What I mean is, it would be really nice if someone would build such a toolkit - I know the code exists inside things like Chrome and Firefox, but I'm not aware of any standalone libraries that make it easy to
(a) create a sandboxed child process with some code inside it
(b) talk to that sandboxed child process (e.g. Firefox and Chrome both have IPC libraries)
(c) handle the resulting crashes nicely, restarting child process when necessary
I'm no admin but wanted to ask for you to refrain commenting like this, it's probably against the site's guidelines and brings nothing to the discussion.
Per the guidelines: "Please don't comment about the voting on comments.
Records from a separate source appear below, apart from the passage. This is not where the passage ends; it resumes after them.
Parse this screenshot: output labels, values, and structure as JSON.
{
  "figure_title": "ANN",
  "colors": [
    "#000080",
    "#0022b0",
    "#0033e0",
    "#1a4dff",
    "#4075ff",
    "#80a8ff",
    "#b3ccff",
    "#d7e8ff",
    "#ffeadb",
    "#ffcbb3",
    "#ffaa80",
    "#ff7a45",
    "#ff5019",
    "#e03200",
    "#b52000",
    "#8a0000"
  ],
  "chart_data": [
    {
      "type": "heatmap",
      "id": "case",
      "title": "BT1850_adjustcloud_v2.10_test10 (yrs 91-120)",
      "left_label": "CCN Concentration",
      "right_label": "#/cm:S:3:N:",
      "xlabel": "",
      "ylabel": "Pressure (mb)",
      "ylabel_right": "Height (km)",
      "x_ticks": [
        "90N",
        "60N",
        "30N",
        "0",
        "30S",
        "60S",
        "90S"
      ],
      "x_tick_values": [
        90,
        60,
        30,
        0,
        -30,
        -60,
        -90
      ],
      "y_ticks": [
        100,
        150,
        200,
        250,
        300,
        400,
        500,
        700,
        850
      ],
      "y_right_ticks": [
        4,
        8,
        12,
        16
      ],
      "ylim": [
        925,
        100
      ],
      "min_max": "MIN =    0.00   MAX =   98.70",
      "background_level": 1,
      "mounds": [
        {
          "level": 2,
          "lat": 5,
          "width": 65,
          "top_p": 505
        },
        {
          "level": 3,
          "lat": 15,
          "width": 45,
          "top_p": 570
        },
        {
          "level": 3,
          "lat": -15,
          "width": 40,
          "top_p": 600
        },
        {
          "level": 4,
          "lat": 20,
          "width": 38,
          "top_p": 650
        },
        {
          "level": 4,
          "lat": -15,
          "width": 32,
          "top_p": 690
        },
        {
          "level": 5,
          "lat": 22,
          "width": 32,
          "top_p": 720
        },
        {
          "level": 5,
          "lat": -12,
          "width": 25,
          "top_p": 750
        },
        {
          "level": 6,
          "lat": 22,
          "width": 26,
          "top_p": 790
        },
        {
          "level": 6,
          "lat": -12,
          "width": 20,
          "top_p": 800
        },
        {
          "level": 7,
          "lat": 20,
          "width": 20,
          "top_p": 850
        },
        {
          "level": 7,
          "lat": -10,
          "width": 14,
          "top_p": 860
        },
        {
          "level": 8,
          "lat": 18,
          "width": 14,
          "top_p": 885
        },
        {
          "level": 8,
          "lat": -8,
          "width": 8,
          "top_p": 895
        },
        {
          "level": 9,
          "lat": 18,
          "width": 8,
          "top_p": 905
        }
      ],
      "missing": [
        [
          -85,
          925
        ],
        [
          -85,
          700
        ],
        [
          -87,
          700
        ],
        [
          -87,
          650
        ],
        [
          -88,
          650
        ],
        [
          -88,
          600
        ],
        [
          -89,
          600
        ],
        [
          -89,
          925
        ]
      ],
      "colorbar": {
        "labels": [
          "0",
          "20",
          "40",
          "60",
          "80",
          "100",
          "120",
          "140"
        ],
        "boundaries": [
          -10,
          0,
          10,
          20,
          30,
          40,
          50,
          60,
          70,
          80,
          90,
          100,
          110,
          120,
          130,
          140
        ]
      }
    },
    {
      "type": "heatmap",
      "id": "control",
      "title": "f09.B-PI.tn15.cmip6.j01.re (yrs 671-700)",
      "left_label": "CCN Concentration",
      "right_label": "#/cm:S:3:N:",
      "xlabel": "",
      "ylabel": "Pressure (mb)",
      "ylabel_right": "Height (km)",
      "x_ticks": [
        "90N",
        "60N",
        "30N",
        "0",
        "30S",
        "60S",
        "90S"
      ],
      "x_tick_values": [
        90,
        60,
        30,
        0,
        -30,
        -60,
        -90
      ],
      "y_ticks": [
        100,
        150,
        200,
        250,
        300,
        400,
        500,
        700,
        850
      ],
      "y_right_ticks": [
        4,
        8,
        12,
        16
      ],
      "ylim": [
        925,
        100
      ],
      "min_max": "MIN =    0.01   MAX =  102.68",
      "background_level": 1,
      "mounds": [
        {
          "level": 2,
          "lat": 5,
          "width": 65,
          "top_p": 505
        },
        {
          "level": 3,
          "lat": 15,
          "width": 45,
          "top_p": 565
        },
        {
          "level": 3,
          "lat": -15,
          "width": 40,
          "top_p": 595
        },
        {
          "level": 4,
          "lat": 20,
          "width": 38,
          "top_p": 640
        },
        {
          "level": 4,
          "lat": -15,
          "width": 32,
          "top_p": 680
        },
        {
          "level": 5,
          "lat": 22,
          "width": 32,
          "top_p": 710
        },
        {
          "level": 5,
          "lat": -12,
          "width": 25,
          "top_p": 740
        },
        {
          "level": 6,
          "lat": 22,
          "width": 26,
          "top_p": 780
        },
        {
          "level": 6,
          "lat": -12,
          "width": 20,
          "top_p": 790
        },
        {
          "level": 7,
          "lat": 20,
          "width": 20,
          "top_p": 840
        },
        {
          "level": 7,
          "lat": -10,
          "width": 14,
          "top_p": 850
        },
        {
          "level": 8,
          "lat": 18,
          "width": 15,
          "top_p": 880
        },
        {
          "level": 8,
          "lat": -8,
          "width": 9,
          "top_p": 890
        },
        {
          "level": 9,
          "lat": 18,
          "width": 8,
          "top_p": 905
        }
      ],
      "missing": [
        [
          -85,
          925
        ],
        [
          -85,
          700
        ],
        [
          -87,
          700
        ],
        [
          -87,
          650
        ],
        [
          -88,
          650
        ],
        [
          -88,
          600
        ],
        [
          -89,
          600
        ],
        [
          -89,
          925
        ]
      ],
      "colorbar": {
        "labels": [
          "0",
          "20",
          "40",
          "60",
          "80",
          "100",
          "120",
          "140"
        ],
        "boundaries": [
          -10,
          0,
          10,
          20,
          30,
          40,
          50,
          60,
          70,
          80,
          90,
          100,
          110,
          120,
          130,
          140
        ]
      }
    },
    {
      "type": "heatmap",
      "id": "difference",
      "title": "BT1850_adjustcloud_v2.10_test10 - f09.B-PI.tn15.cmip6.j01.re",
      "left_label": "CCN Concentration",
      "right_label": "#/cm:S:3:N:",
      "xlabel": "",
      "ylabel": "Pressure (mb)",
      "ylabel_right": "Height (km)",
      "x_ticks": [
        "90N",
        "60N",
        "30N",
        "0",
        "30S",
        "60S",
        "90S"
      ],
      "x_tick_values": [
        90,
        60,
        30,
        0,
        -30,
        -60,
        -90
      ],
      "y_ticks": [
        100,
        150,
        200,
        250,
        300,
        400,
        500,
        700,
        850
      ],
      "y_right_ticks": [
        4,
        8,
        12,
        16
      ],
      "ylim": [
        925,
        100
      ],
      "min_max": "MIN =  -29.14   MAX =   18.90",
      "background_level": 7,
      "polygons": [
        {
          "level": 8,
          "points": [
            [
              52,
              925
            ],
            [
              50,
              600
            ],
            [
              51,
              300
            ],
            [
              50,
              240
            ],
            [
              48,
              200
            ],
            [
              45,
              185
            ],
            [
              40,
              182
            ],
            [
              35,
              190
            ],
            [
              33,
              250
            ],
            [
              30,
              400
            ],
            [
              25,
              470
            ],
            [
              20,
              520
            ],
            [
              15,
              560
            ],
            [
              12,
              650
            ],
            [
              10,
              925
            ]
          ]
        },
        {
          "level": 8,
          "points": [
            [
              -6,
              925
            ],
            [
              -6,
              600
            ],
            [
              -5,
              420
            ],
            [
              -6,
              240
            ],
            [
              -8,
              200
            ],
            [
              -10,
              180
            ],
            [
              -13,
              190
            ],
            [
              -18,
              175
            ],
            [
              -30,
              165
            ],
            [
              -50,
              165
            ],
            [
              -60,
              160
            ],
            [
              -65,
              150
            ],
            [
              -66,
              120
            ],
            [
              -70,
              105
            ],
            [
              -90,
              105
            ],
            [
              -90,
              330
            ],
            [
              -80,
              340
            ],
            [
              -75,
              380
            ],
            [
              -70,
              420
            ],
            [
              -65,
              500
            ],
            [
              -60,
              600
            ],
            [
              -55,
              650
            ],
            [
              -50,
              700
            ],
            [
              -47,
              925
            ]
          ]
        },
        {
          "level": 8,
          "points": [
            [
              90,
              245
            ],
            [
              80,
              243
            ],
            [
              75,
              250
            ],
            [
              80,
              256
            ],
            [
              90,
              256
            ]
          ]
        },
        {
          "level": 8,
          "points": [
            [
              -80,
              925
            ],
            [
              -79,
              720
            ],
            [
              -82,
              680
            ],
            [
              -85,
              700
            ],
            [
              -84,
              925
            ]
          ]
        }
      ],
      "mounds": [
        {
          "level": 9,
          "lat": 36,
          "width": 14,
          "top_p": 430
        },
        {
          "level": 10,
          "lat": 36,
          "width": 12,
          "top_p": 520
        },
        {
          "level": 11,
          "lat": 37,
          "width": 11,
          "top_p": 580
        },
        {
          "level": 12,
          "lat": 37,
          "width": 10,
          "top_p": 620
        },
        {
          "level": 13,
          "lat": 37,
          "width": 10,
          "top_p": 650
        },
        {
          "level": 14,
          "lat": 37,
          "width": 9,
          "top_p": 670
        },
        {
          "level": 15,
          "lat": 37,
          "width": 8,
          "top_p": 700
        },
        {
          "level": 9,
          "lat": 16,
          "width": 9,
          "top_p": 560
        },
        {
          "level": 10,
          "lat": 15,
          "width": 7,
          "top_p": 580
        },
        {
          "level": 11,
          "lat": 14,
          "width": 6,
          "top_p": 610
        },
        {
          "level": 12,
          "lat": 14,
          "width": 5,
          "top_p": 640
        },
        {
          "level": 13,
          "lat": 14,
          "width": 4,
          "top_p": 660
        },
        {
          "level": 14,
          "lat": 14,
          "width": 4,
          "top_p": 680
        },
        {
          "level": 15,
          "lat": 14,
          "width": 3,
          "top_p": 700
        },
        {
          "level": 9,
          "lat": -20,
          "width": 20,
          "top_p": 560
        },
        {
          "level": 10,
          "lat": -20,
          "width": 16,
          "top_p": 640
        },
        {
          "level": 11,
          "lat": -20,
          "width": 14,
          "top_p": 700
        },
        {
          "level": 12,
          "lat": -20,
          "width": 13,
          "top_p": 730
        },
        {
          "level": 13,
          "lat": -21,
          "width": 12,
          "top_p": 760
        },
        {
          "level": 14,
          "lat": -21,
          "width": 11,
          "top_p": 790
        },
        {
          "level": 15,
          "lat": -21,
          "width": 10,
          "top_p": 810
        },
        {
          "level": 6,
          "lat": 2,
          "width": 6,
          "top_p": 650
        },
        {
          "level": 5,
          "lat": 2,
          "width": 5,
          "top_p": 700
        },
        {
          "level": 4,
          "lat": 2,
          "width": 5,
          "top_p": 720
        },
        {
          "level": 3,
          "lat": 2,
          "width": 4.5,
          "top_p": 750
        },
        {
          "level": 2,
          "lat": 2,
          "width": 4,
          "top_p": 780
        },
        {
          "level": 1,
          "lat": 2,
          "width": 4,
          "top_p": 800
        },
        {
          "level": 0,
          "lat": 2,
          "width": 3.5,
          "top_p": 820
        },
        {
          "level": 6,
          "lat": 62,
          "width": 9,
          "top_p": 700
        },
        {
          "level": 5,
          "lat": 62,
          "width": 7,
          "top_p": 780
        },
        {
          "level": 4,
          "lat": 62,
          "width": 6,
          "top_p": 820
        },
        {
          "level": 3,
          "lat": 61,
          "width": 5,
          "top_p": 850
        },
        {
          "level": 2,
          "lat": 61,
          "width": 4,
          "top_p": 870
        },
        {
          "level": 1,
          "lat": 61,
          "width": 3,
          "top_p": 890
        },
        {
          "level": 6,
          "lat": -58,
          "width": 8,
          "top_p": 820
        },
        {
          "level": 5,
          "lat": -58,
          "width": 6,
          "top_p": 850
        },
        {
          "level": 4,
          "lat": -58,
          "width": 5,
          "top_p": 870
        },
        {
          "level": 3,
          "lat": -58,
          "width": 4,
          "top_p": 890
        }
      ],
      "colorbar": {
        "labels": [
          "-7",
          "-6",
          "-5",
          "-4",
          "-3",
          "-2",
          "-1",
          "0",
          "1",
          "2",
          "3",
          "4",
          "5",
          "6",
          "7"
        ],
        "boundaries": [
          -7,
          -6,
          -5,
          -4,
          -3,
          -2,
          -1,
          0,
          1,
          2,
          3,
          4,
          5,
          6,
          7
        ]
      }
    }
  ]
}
It never does any good, and it makes boring reading."
HN upvotes what HN wants to see. Apple is one of the biggest companies in the world with products that a large majority of HN commenters use, and this blog post is in-depth technical praise / validation written by a representative from one of their biggest competitors. It feels like classic top-post material to me.
190 upvotes isn't "only". Things can be at the top with 20 upvotes if they come in fast enough, and all younger submissions that could outcompete it are at noticably lower numbers.
At some point we would expect that the world would experience a zero day worm that works its way through the entire iMessage ecosystem, because a majority of the users are all on the latest version...
I've read it as a way of saying that the fragmentation of iOS versions is way lower than on Android. So if a "latest iOS"-only zero day would've been found it would affect a lot of users as they tend to update quickly.
Complicated to exploit bugs often rely on specific code and data being in particular places or even the number of cycles a code block takes so even if the same bug had existed for years you might have to write a separate exploit for each version.
And make a version check if failed attempt will crash the software or you only get one attempt. Sometimes the hardest part is finding out what version of exploit to use and that may even have to be done manually.
Sorry for the confusion, it seems that in a software monoculture, where everyone has the same iOS version, a zero-day (which in theory will almost certainly always exist in complex system) would travel more effectively than in a system with lots of OS versions.
E.g. a zero-click zero-day exploit that spreads through a zero-click iMessage message could travel the world in a few seconds.
Nothing to be found here as far as we know, is still a result that deserves publishing. Let's make it more of the norm.